Sean Borah, a goalie on the team, was instrumental in getting the team going. (He refers to himself as a co-founder.) He had a friend at Oakville High who was on the hockey team and became interested in the sport. While in college, Borah, who also has retinitis pigmentosa (“I could have this for 90 years or I could go blind tomorrow,” he said), wondered if there was blind hockey and found there was, mostly in Canada and the northeast. He liked all the pages he could find on social media and reached out to them saying he would love to do this in St. Louis. He almost immediately got a response from someone in Washington who worked with blind veterans, who flew out to St. Louis to talk about setting up a club. Soon after, in 2017, the first blind hockey event was held at Kirkwood Ice Rink and the club took form.

Borah started playing defense – generally, players with the best eyesight play forward and players with the worst play defense – but then migrated to goalie after getting a concussion. Since goalies in blind hockey can’t see anything, the position puts an emphasis on fundamentals.

“Communication with the team is paramount,” he said. “All I’ve got is communication between my team, hearing their voices and what they’re saying, the sound of them skating around, the sound of the puck. The fundamentals are squaring to the puck, having a wide butterfly, being in the correct position at all times, coming forward enough to cut down on the angle on a shot. There’s definitely a lot to think about.”

Games do not go without hitches. The pucks, which cost $50 each and are made by one person in Canada, make noise by having the ball bearings rattle around inside them while moving, but that means when the pucks stop moving, they stop making noise, which in a game would cause play to be whistled dead. Choi is part of a team working to fix that.

“It’s super challenging because our puck doesn’t make noise when it stops,” said Choi, who has a degenerative retinal condition called Leber aumarosis and has eyesight of 20/3,000. “I was invited to work with a graduate student at SLU developing a new type of blind hockey puck. It’s going to be constant, it’s going to be durable. It has to resist a lot of different elements. You’re going to be hitting it with a stick, it has to bounce off the boards. I’m collaborating with them, giving them first-hand feedback. This is how I feel on the ice, this is how we work together in blind hockey.”

The club would love to branch out, to get more children involved – right now, it’s mostly a young adult group -- and to get to a point where it had enough players to challenge a team, like the one in Chicago, to a game.

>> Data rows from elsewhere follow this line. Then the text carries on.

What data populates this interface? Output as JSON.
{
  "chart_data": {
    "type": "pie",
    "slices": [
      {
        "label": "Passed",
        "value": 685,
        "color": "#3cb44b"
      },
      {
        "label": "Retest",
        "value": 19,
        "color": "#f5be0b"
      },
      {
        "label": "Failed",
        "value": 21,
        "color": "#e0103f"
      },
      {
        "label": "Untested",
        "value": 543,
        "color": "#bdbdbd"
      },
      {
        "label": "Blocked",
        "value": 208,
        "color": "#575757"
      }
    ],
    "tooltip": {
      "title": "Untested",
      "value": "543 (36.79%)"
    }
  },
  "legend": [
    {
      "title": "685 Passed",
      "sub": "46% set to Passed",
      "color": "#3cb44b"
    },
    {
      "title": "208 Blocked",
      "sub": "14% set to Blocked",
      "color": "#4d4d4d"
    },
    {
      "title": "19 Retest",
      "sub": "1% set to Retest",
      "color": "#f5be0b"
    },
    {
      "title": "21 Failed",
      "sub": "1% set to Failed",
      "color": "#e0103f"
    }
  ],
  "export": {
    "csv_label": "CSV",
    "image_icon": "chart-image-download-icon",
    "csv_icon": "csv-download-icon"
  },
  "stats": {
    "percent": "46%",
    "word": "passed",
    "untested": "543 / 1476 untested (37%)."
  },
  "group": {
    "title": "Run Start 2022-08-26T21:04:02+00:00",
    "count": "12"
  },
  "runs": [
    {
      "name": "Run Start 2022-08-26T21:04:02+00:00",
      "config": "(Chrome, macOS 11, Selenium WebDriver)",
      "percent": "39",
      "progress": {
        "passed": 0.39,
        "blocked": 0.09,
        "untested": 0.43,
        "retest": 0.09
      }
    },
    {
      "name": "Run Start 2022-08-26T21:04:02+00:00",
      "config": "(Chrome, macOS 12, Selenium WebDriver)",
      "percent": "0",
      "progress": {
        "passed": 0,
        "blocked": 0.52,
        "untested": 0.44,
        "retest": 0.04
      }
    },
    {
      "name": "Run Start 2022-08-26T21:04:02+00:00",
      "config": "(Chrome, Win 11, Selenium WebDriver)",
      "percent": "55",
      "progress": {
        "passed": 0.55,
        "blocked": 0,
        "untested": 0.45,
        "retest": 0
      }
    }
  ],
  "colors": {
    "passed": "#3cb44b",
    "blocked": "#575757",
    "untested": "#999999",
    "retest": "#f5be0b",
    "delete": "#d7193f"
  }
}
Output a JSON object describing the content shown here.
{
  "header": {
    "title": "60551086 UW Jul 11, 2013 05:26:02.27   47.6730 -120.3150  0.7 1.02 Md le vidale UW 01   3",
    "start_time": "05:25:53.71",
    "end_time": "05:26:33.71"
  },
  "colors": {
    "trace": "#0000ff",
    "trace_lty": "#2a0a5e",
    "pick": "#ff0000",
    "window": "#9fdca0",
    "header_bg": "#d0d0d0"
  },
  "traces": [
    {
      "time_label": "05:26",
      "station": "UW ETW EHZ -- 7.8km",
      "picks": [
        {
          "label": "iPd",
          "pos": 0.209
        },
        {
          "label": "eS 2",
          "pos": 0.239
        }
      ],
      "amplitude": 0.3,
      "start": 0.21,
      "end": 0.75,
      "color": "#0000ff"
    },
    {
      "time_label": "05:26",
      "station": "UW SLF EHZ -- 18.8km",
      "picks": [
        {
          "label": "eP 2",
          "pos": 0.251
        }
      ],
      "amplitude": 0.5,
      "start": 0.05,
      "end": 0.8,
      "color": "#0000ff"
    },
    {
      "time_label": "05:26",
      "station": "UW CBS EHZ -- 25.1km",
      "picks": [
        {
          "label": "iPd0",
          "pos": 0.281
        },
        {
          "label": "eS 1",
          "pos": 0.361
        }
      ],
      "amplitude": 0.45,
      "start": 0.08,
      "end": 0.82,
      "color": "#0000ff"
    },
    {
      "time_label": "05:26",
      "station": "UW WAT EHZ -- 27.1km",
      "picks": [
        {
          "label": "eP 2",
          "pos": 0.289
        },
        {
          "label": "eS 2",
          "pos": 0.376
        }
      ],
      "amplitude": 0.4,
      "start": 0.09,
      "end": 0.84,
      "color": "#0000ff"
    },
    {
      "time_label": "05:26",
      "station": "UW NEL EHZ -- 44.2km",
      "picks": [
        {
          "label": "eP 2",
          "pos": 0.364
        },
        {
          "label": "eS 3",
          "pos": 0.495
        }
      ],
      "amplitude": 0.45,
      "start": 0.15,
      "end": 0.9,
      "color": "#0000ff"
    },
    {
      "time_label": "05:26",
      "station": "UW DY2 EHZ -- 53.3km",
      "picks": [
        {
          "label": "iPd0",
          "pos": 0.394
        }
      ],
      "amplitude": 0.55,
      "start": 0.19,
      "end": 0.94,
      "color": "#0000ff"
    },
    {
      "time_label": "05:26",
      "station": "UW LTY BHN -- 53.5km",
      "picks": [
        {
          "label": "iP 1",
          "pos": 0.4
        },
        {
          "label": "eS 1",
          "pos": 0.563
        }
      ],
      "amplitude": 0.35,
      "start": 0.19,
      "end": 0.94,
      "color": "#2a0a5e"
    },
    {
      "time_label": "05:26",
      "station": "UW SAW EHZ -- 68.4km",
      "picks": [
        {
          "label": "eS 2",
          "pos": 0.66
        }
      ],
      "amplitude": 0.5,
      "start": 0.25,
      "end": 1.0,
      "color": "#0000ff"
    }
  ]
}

“It definitely has a great impact,” Borah said. “Especially if the blind person was mainstreamed, a lot of times they were not included in team sports or couldn’t play, or weren’t included on the recess blacktop. It is giving people that haven’t had a chance a chance to experience the camaraderie of team sports, and the love of the wonderful game of hockey. It allows people to break out of their shell and be more social than they may or may not have been in past.”

“Our common thing,” Choi said, “is we’re blind and visually impaired in some shape and form. Being able to play the sport we love, it’s an incredible experience.”